What we really want to know is how people are influencing water quality. We can get a lot closer to that answer by peeling away the obvious weather-related patterns to reveal underlying trends.
In statistics, it’s called a covariate or an explanatory variable. If there’s a relationship between your water quality metric and some other thing you’re not really interested in (i.e. streamflow), you can model that relationship to account for part of a water quality trend over time. What’s left over might be the things you’re really interested in (i.e. how water quality has been affected by changes in crop rotations, conservation practices, sewage treatment, manure management, and drainage). It’s common enough in the scientific literature (Robert Hirsch’s Weighted Regression on Time, Discharge, and Season is a good example), but should be used more often for progress tracking at the watershed scale.
To illustrate this general approach, I downloaded daily nitrate data from three stations maintained by the US Geologic Survey. The sensors at the Turkey River at Garber and the Cedar River near Palo (north of Cedar Rapids) were installed in late 2012; the sensor Raccoon River near Jefferson was installed in 2008. I wanted a high frequency dataset (to minimize sampling error) that included the episodes of “weather whiplash” in 2013 and 2022.
“Residuals” are the difference between what we predict and what we measured. In the first panel, that’s the difference between a measurement and the long-term average. In the second and third panels, we see how nitrate measurements differ from what we’d expect given flow in the stream today, and flow in the stream last year.
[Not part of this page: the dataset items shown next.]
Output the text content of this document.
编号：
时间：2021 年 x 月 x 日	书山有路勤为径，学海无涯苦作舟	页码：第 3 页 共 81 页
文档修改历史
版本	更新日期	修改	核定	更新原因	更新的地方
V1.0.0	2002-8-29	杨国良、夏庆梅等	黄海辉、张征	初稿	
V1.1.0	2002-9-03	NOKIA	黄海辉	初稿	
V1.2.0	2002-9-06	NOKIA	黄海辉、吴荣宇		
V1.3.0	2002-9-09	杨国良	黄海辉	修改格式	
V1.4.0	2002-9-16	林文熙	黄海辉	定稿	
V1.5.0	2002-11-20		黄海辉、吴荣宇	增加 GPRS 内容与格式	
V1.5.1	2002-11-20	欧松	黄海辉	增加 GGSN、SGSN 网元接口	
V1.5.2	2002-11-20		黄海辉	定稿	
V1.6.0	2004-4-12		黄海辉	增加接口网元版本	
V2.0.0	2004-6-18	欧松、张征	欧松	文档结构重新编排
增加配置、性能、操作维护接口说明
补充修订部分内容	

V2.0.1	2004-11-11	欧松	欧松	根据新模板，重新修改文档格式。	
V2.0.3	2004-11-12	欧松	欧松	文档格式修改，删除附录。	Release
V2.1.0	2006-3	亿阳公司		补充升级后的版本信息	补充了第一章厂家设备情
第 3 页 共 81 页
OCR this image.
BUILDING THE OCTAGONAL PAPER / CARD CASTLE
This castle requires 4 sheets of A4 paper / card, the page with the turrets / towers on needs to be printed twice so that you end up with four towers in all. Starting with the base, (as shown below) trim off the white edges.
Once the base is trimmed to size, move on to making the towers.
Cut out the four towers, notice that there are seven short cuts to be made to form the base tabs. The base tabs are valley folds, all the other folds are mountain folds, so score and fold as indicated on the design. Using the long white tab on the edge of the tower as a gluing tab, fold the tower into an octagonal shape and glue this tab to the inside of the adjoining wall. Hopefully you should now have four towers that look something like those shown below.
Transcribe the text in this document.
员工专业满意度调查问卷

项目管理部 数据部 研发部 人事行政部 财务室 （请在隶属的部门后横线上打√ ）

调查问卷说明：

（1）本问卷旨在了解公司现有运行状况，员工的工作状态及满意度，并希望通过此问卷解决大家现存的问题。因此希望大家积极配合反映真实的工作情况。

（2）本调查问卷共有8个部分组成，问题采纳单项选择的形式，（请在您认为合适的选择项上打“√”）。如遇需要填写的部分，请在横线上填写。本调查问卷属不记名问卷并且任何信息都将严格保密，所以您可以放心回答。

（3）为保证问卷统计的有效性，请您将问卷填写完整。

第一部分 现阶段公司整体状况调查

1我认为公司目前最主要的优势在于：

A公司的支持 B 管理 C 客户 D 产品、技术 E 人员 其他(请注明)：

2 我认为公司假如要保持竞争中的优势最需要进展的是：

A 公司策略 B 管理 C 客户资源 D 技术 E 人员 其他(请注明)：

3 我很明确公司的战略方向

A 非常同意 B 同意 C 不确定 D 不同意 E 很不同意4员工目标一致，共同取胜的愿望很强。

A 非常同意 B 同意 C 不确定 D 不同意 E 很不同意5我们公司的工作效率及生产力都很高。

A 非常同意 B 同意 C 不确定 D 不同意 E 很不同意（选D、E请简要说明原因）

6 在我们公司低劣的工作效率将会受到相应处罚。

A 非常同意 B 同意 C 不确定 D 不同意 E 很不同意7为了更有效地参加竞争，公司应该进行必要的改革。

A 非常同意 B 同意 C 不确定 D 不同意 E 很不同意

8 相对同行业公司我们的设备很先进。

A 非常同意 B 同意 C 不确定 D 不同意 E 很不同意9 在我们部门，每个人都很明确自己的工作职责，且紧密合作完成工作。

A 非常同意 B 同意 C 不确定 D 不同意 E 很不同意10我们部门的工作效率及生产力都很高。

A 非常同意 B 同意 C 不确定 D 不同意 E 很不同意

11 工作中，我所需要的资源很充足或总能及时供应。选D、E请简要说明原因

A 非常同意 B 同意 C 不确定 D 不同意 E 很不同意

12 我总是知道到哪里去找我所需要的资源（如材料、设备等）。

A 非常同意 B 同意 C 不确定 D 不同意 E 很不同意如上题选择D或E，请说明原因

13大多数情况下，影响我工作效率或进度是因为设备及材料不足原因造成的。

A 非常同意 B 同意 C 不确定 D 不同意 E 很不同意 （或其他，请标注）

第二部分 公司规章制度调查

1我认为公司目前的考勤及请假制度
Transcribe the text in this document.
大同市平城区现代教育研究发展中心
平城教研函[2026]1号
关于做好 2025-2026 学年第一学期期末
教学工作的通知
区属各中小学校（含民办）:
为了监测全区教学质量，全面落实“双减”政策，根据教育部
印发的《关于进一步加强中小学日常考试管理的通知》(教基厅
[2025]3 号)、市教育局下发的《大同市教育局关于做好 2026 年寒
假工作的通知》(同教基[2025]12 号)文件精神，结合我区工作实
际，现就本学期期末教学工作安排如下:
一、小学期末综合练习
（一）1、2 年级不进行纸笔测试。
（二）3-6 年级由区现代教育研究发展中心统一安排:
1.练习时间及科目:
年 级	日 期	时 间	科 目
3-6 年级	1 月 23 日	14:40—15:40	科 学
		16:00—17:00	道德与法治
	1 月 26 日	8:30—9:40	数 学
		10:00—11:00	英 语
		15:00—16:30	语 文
Gray dots – daily measurements. Red dots- yearly averages. Blue dotted line – trend. If I did this right, some of the dots should get closer to the middle.
Nitrate concentrations in rivers increase as the weather gets wetter and streamflow increases… up to a point. When rivers are running very high, there’s a dilution effect and nitrate concentrations fall. Based on that relationship, we can explain high nitrate levels in the Cedar River in 2016 (a wet year) and low nitrate levels in 2021 (a dry year).
Nitrate concentrations tends to be highest on wet spring days following a dry summer and fall, as nitrate that accumulated in the soil during the drought is flushed into drainage systems or washed off the land surface and into rivers. Here I’ve calculated a moving average of flow over the previous 365 days, and compared that to nitrate concentrations during high flow or low flow conditions. Based on that relationship, we can explain high nitrate in the Cedar River on wet days in the spring of 2013 and 2022 (following a dry year) and low nitrate on wet days in the spring of 2019 (following a wet year).
After making these adjustments, the downward trend in the Cedar River looks much smaller (0.53 mg/L per year, adjusted to 0.25) and is overtaken by the Turkey River (0.37 mg/L, adjusted to 0.28). The adjusted trends are statistically significant and could be attributed to conservation efforts in those watersheds.
How did I do this? For technical details, read here.
However, there’s still some weather-related patterns we haven’t accounted for. The Raccoon River near Jefferson also had a steep decline in nitrate since 2013 (1.42 mg/L per year, adjusted to 0.77 mg/L per year) but if you look at the entire record (going back to 2008), it’s part of an up-and-down cycle. I’ve seen that same pattern in the South Skunk River. The model explains some of those swings but doesn’t fully explain high nitrate in fall of 2014, spring of 2015 and spring of 2016. Perhaps the nitrogen that accumulated in the soil during the drought of 2012 took several years to flush out.